À peine ai-je enjambé le mur effondré, que j'entends un bruit de moteur. Le vent vient d'en face, donc le véhicule arrive sûrement par la route que j'aimerais emprunter. Je m'accroupis derrière les fourrés pour rester cachée et attends patiemment de voir l'engin approcher.
Une jeep noire et verte – floquée des initiales du NGPP – avance à faible allure, avec à son bord trois hommes en costume militaire qui discutent vivement. Mon cœur s'emballe et une rage sourde s'empare de moi. Encore ces fumiers ! Ils sont partout. Je serre les dents, passant rapidement en revue toutes les options qui s'offrent à moi. Rester cachée ? Même pas en rêve. Sortir à découvert ? Faut pas déconner, quand même. Non, j'ai une bien meilleure idée pour ces trois-là.

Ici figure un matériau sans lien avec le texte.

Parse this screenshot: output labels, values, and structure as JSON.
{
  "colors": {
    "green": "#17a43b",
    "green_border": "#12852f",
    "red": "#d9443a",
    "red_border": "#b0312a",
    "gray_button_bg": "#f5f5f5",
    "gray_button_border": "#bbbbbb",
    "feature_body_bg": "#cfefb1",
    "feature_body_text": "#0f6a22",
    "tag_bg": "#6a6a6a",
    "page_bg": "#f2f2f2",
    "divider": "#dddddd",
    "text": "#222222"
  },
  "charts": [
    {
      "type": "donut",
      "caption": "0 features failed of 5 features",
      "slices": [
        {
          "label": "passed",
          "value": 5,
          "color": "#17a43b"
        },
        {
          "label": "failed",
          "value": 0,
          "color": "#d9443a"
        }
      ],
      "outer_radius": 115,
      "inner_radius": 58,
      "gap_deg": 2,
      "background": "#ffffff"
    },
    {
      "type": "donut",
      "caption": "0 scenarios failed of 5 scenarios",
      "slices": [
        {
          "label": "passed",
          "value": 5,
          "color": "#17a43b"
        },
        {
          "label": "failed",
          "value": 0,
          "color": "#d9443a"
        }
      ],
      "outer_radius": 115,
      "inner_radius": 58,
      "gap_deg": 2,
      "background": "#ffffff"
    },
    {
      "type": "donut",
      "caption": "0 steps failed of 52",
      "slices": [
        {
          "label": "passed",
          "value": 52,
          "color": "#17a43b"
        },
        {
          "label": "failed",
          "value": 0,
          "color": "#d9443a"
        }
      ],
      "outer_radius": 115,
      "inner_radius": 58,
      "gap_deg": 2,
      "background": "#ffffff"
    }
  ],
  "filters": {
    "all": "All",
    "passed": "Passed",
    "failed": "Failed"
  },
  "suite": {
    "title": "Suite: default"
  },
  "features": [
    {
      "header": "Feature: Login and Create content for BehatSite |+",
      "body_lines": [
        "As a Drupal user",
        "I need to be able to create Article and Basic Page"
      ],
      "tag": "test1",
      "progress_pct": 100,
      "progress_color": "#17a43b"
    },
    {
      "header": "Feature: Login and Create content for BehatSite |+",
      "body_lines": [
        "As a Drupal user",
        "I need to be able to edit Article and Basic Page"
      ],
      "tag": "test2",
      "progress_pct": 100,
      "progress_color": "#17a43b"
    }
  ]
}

Ma main glisse dans mon sac et en sort une des grenades que j'ai piquées à Bourges. J'évalue la vitesse de la jeep, puis dégoupille le projectile explosif pour le jeter sur la chaussée, une vingtaine de mètres plus loin. Si j'ai bien calculé...

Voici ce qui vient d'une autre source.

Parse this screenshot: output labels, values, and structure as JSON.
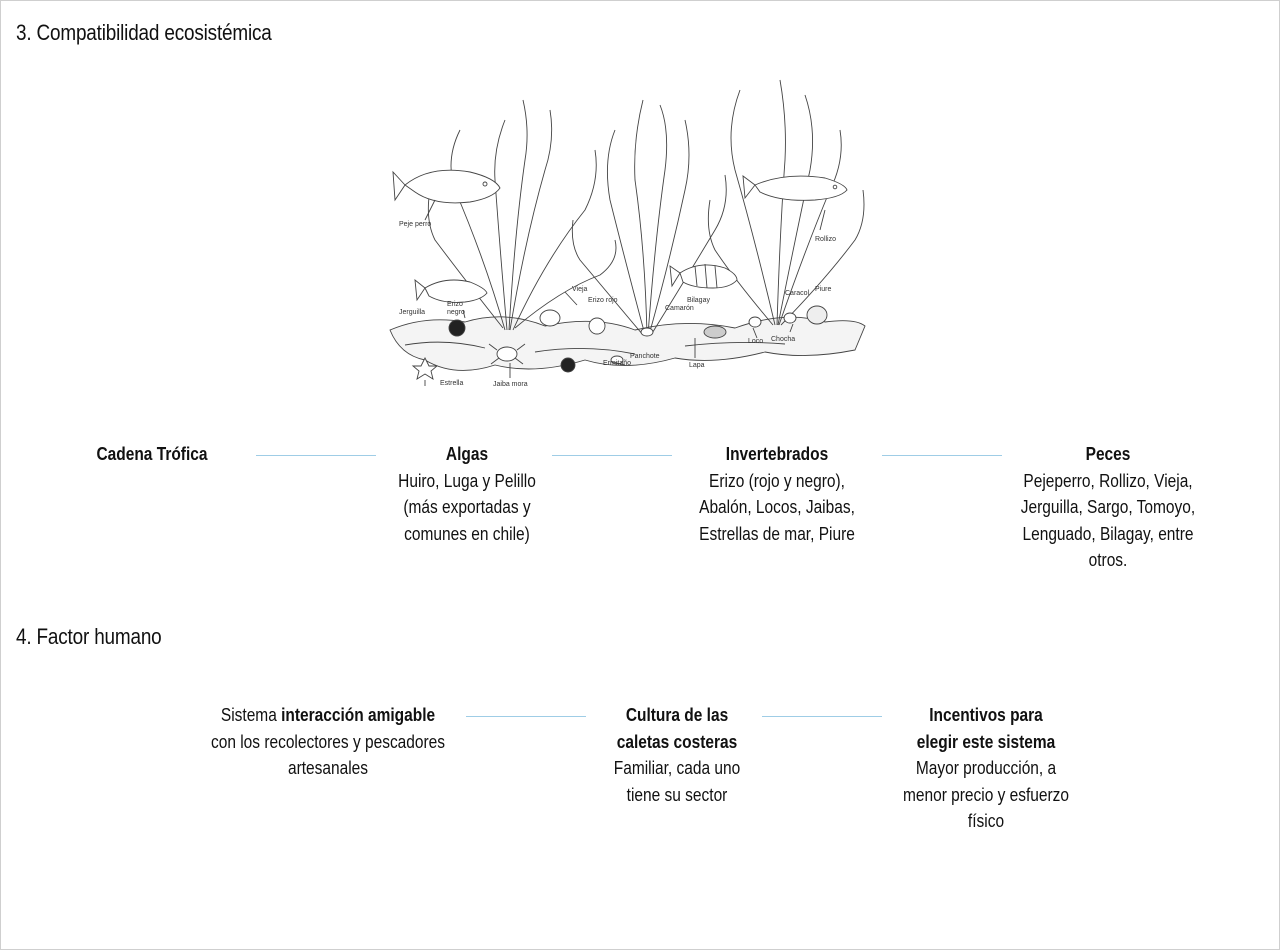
{
  "sections": {
    "eco_title": "3. Compatibilidad ecosistémica",
    "human_title": "4. Factor humano"
  },
  "illustration": {
    "labels": {
      "peje_perro": "Peje perro",
      "rollizo": "Rollizo",
      "jerguilla": "Jerguilla",
      "erizo_negro_1": "Erizo",
      "erizo_negro_2": "negro",
      "vieja": "Vieja",
      "erizo_rojo": "Erizo rojo",
      "bilagay": "Bilagay",
      "camaron": "Camarón",
      "caracol": "Caracol",
      "piure": "Piure",
      "loco": "Loco",
      "chocha": "Chocha",
      "panchote": "Panchote",
      "ermitano": "Ermitaño",
      "lapa": "Lapa",
      "estrella": "Estrella",
      "jaiba_mora": "Jaiba mora"
    }
  },
  "trophic": {
    "label": "Cadena Trófica",
    "algas": {
      "title": "Algas",
      "lines": [
        "Huiro, Luga y Pelillo",
        "(más exportadas y",
        "comunes en chile)"
      ]
    },
    "invertebrados": {
      "title": "Invertebrados",
      "lines": [
        "Erizo (rojo y negro),",
        "Abalón, Locos, Jaibas,",
        "Estrellas de mar, Piure"
      ]
    },
    "peces": {
      "title": "Peces",
      "lines": [
        "Pejeperro, Rollizo, Vieja,",
        "Jerguilla, Sargo, Tomoyo,",
        "Lenguado, Bilagay, entre",
        "otros."
      ]
    }
  },
  "human": {
    "sistema": {
      "pre": "Sistema ",
      "bold": "interacción amigable",
      "lines": [
        "con los recolectores y pescadores",
        "artesanales"
      ]
    },
    "cultura": {
      "title_lines": [
        "Cultura de las",
        "caletas costeras"
      ],
      "lines": [
        "Familiar, cada uno",
        "tiene su sector"
      ]
    },
    "incentivos": {
      "title_lines": [
        "Incentivos para",
        "elegir este sistema"
      ],
      "lines": [
        "Mayor producción, a",
        "menor precio y esfuerzo",
        "físico"
      ]
    }
  },
  "colors": {
    "connector": "#9fcde6",
    "text": "#111111"
  }
}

La grenade explose au moment où le véhicule passe à sa hauteur, l'envoyant valser dans le bas-côté. Le moteur s'enflamme et j'entends des voix crier depuis l'habitacle. Je me relève et m'approche calmement, mon fusil d'assaut entre les mains. Le chauffeur est mort sur le coup et les deux autres tentent de s'extirper de la carcasse en feu. Je tire une rafale qui achève les survivants. Ils ne m'ont même pas vue arriver.

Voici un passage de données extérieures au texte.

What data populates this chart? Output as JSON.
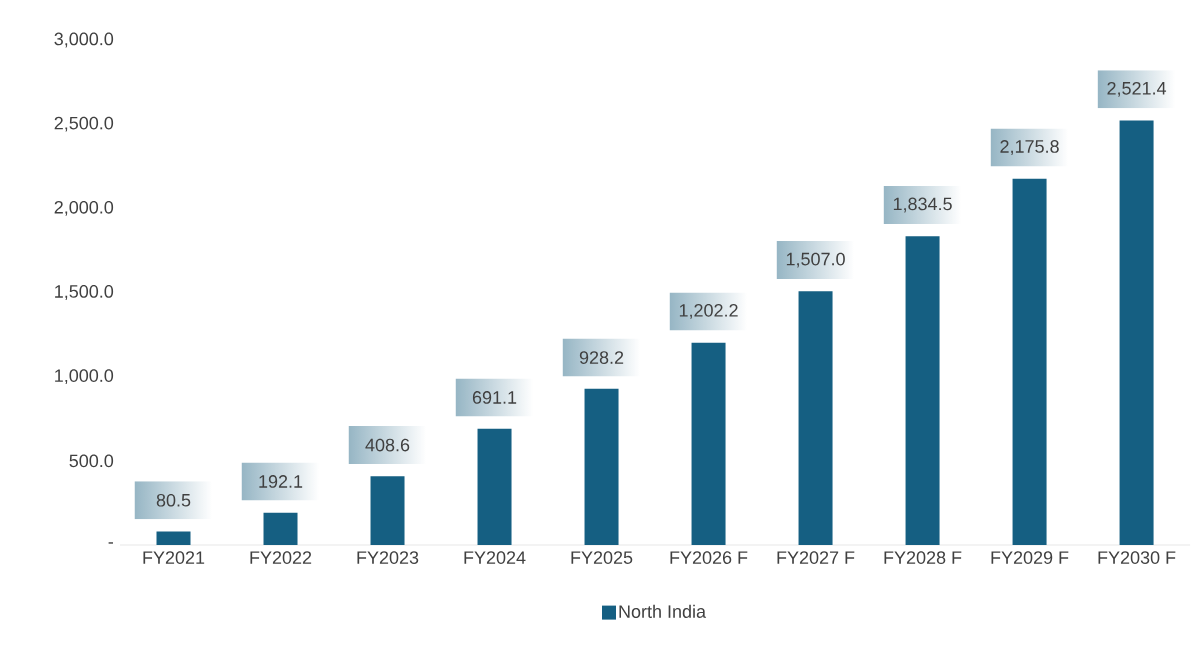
{
  "chart_data": {
    "type": "bar",
    "categories": [
      "FY2021",
      "FY2022",
      "FY2023",
      "FY2024",
      "FY2025",
      "FY2026 F",
      "FY2027 F",
      "FY2028 F",
      "FY2029 F",
      "FY2030 F"
    ],
    "series": [
      {
        "name": "North India",
        "color": "#155f82",
        "values": [
          80.5,
          192.1,
          408.6,
          691.1,
          928.2,
          1202.2,
          1507.0,
          1834.5,
          2175.8,
          2521.4
        ],
        "value_labels": [
          "80.5",
          "192.1",
          "408.6",
          "691.1",
          "928.2",
          "1,202.2",
          "1,507.0",
          "1,834.5",
          "2,175.8",
          "2,521.4"
        ]
      }
    ],
    "ylim": [
      0,
      3000
    ],
    "yticks": [
      {
        "value": 0,
        "label": "-"
      },
      {
        "value": 500,
        "label": "500.0"
      },
      {
        "value": 1000,
        "label": "1,000.0"
      },
      {
        "value": 1500,
        "label": "1,500.0"
      },
      {
        "value": 2000,
        "label": "2,000.0"
      },
      {
        "value": 2500,
        "label": "2,500.0"
      },
      {
        "value": 3000,
        "label": "3,000.0"
      }
    ],
    "legend": "bottom"
  }
}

Les flammes diminuent rapidement et seule une fumée noire s'échappe vers le ciel. Je sors alors une banderole et dessine à la bombe les quatre cercles imbriqués. Cette dernière vient flotter au vent, comme à Bourges, accrochée sur l'antenne de la jeep encore fumante.
D'ordinaire, j'enterre les morts. Que ce soient mes victimes ou non. Là, j'ai décidé qu'il en serait autrement pour ces connards. Eux ont gagné le droit de pourrir à l'air libre. Que les rapaces puissent se repaître de leurs cadavres. C'est tout ce qu'ils méritent après ce qu'ils ont fait à ces pauvres gens dans l'église.
J'hésite un instant avant de poursuivre sur le bas-côté de la route. L'explosion va peut-être attirer du monde. L'axe étant bordé par des arbres et des buttes de terre, je décide de prendre le risque de suivre cette voie, restant néanmoins dans l'ombre des érables.
Une demi-heure plus tard, j'arrive à un grand carrefour où, si je veux continuer tout droit, il va falloir que j'emprunte le tunnel. Alors que je n'avais croisé personne jusqu'ici, j'entends le même bruit de moteur que tout à l'heure. Je regarde autour de moi. Aucune cachette à l'horizon, si ce n'est derrière le tronc d'un érable. Je hausse les épaules et passe en mode automatique, de nouveau animée par cette terrible rage que je n'arrive plus à contenir. Mes préoccupations s'évaporent, mes nœuds au cerveau disparaissent, et plus qu'une seule chose compte : survivre. Avec une seconde idée, latente : en en butant le plus possible.
Ma main s'enfonce une deuxième fois sous le rabat de mon sac pour sortir une autre grenade. Voyons voir si j'ai autant de réussite que tout à l'heure. Si oui, tant mieux. Sinon, va falloir serrer les fesses.